Partiremos de este momento para comenzar a inventar el futuro de nuestros protagonistas. Los chicos crecieron bajo una dura educación, llena de amenazas, violencia e injusticias por parte de don Ramón, pues en el relato solo se nos narraba la punta del iceberg de este irascible hombre. No obstante, y por consecuencia del tiempo convulso en el que está narrado el relato nuestros protagonistas abandonaron la escuela, cuando apenas algunos de ellos habían comenzado a leer y escribir. Pronto tuvieron que ponerse a trabajar para ayudar a sus familias, en las que solo trabajaba la figura del hombre y con un sueldo ridículo. El caso de Tinajilla y Sabañón era aún peor. Su madre fue abandonada por su marido cuando estaba embarazada de Sabañón, por lo que la ayuda económica de los chicos en la casa era más que necesaria. El mayor de ellos tuvo que abandonar la escuela con tan solo trece años para empezar a trabajar en el campo, por lo que ya no podía defender a su hermano pequeño, Tinajilla, de las crueles burlas de los niños recordándole su infancia en una tinaja.
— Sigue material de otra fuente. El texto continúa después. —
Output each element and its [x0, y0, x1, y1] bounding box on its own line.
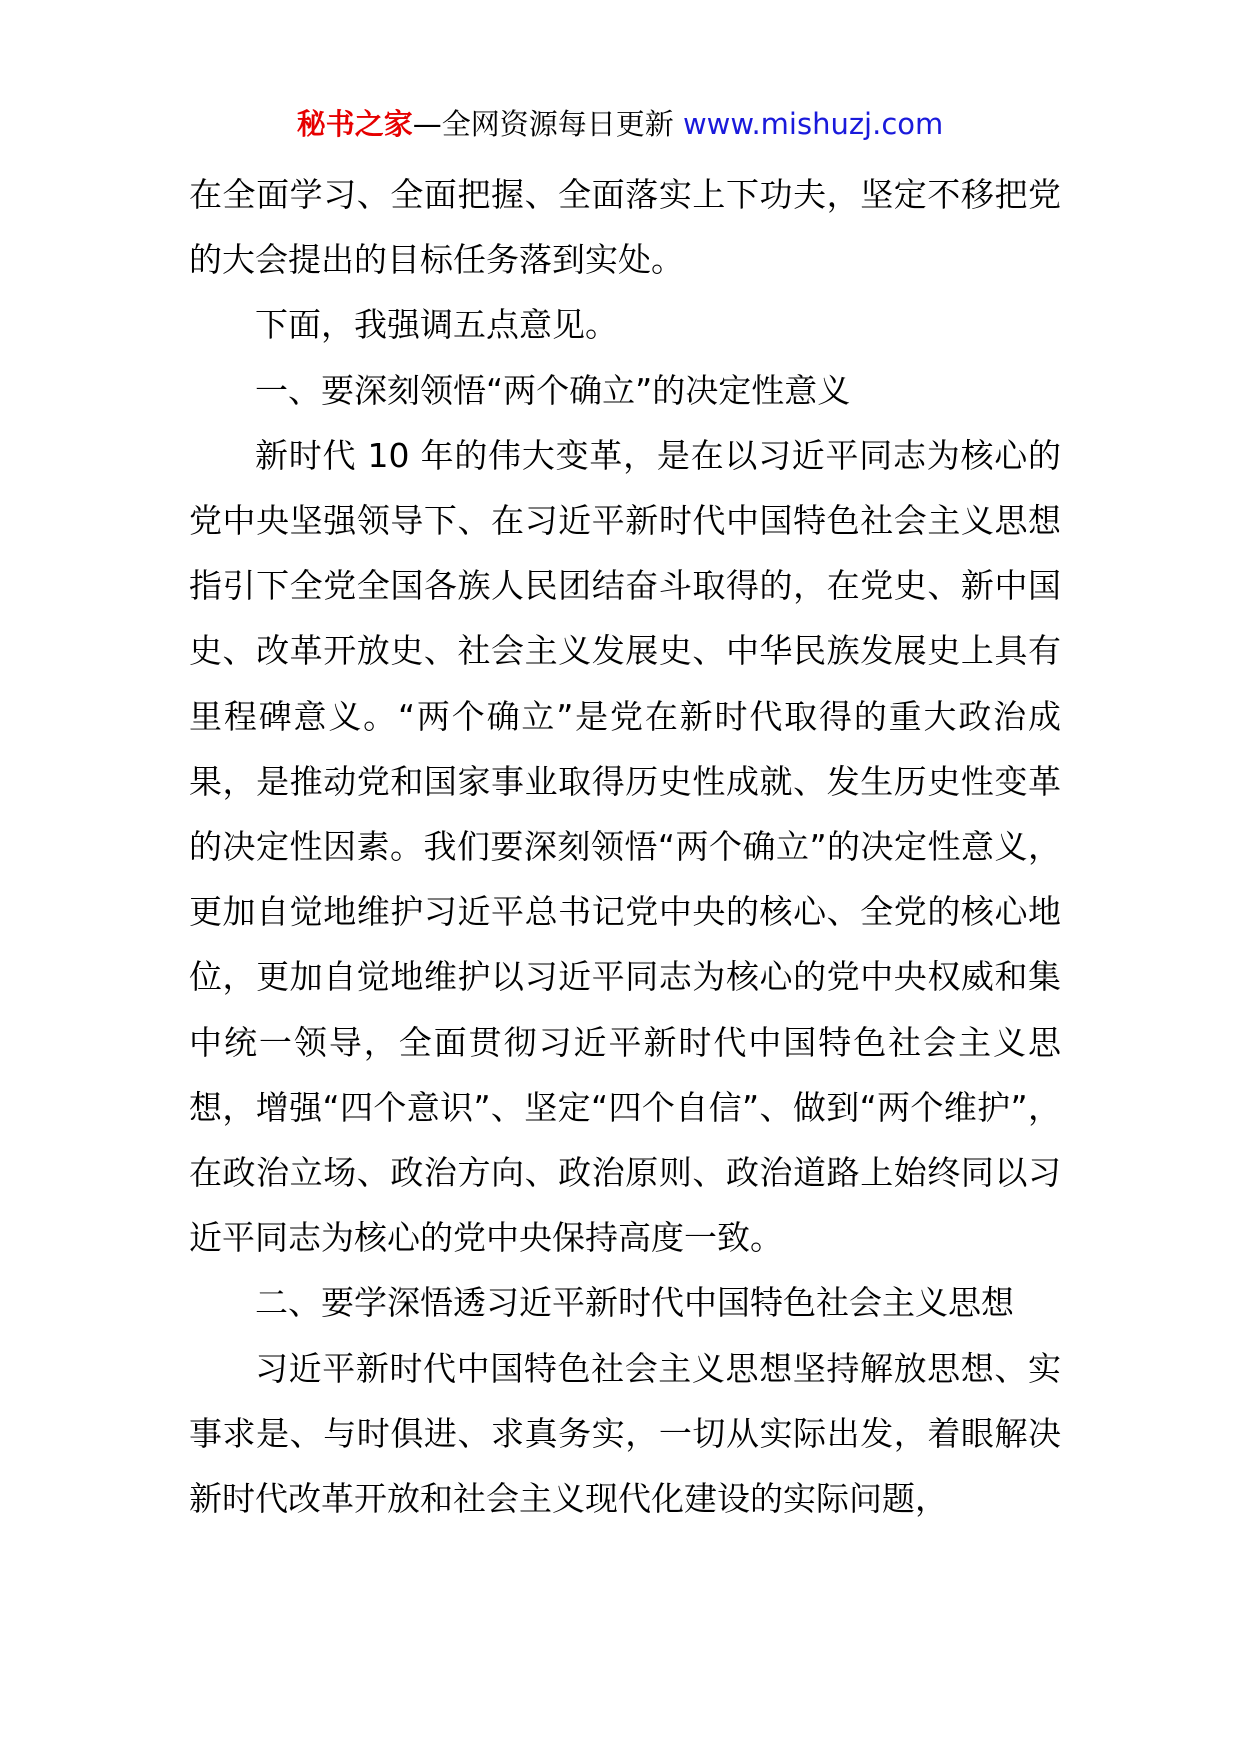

Aún así, Tinaja pronto manifestó una gran inteligencia y perspicacia, que no tenían el resto de sus amigos y tampoco Sabañón. Éste, siendo consciente de la brillante mente de su hermano, le prometió que haría lo que estuviera en su mano para que no hiciera falta en casa otra ayuda económica aparte de la suya. Así fue, Sabañón trabajaba más horas, cada día llegaba más tarde y cansado del campo, solo por Tinajilla, para que siguiera estudiando, para que siguiera en la escuela. Conforme pasaron los años, el pequeño de los hermanos no decepcionó a la familia y con lo que éstos habían ahorrado decidieron que lo mejor sería que continuara los estudios en la universidad. Tinaja, aquel del que todos se reían, era el único muchacho de todo el bloque, incluso de todo el barrio que podía permitirse económica e intelectualmente ir a la universidad. Desde aquel momento fue admirado por todos, ansiosos por saber qué ocurría entre aquellas paredes, a los que solo llegaban unos pocos afortunados. Tinaja jamás olvidó los humildes orígenes de su familia, y se prometió a sí mismo, que le devolvería a su madre y a su hermano todo el esfuerzo económico que habían hecho apostando y creyendo en él.
Finalmente Tinajilla acabó la carrera de Humanidades y optó a una plaza en uno de los colegios de barrio. Acordándose siempre de la figura cruel de don Ramón, trataba a sus alumnos con todo el respeto y cariño que le estaba permitido. La mitad de su suelto estaba destinado íntegramente a su madre, que ya vivía sola, y a su hermano, que para entonces estaba felizmente casado y tenía dos preciosos hijos. Tinajilla se sentía afortunado por la vida que había conseguido tener, pero era consciente que toda ella se la debía a su hermano Sabañón, que desde aquel día en la “jaula” le había defendido y así siguió haciéndolo incluso al no estar a su lado.